SINGAPORE – The personal data of nearly 79,400 mobile subscribers of MyRepublic here was accessed by hackers, the mobile operator and Internet service provider said on Friday (Sept 10).
This is the latest incident in a string of cyber attacks in recent months.
The details stolen were identity verification documents related to customer applications for mobile services.
For affected Singaporeans, permanent residents and employment and dependent pass holders, the data accessed included scanned copies of both sides of their NRICs.
Documents such as scanned copies of utility bills that confirm the residential address of foreigners who are MyRepublic subscribers were also accessed.
Customers who ported an existing mobile service had their names and mobile numbers accessed.
The Internet service provider said that there is currently no indication that other personal data, such as account or payment information, was affected.
No MyRepublic systems were compromised and there was no operational impact on MyRepublic’s services, the company said.
It said that on Aug 29, it discovered the unauthorised data access on a third-party data storage platform used to store the personal data of the mobile customers.
The unauthorised access to the data storage facility has since been secured, said the mobile operator.

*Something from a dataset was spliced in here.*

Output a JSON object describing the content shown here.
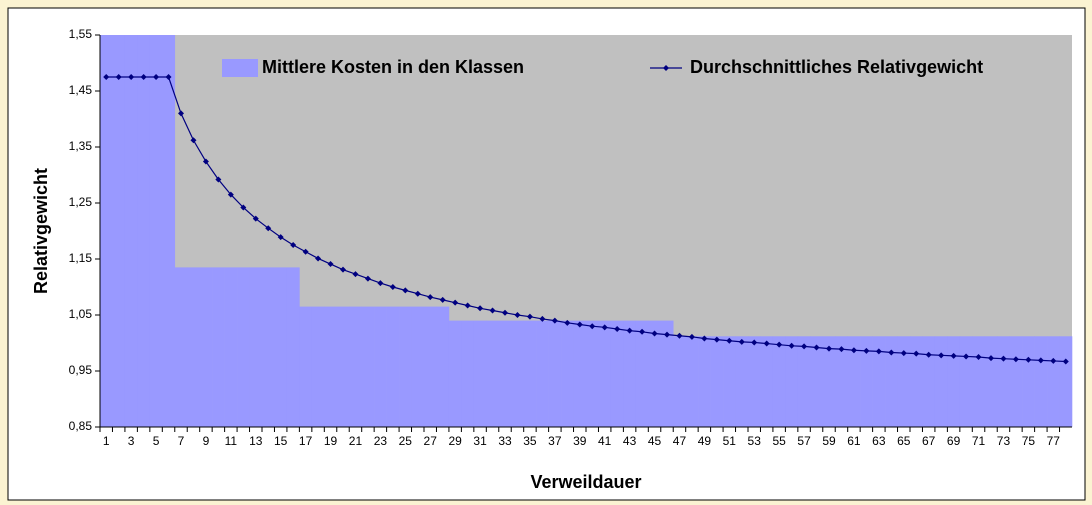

Its cyber incident response team has also been activated, including a team of external expert advisers such as KPMG, to work closely with MyRepublic’s internal information technology and network teams to resolve the incident.
MyRepublic has notified the Infocomm Media Development Authority and the Personal Data Protection Commission of the issue.
“The privacy and security of our customers are extremely important to us at MyRepublic,” said MyRepublic chief executive Malcolm Rodrigues in a statement.
“Like you, we are disappointed with what has happened, and I would like to personally apologise for any inconvenience caused.
“My team and I have worked closely with the relevant authorities and expert advisers to secure and contain the incident, and we will continue to support our affected customers every step of the way to help them navigate this issue.”
Last month, a ransomware attack affected the personal data and clinical information of nearly 73,500 patients of a private eye clinic.
At the time, it was the third such reported incident in August.
The information included names, addresses, identity card numbers, contact details and clinical information such as patients’ clinical notes and eye scans, said Eye & Retina Surgeons on Aug 25.
On Aug 16, insurer Tokio Marine Insurance Singapore said it was hit by a ransomware attack.
It said at the time that there was no indication of a breach of customer information nor confidential information of the Tokio Marine Group.
On Aug 19, The Business Times reported that Singapore-based tech company Pine Labs fell victim to ransomware too.
The firm is a Temasek-backed payments platform.
Hackers were said to have stolen confidential documents between Pine Labs and several Indian banks, and held the information hostage.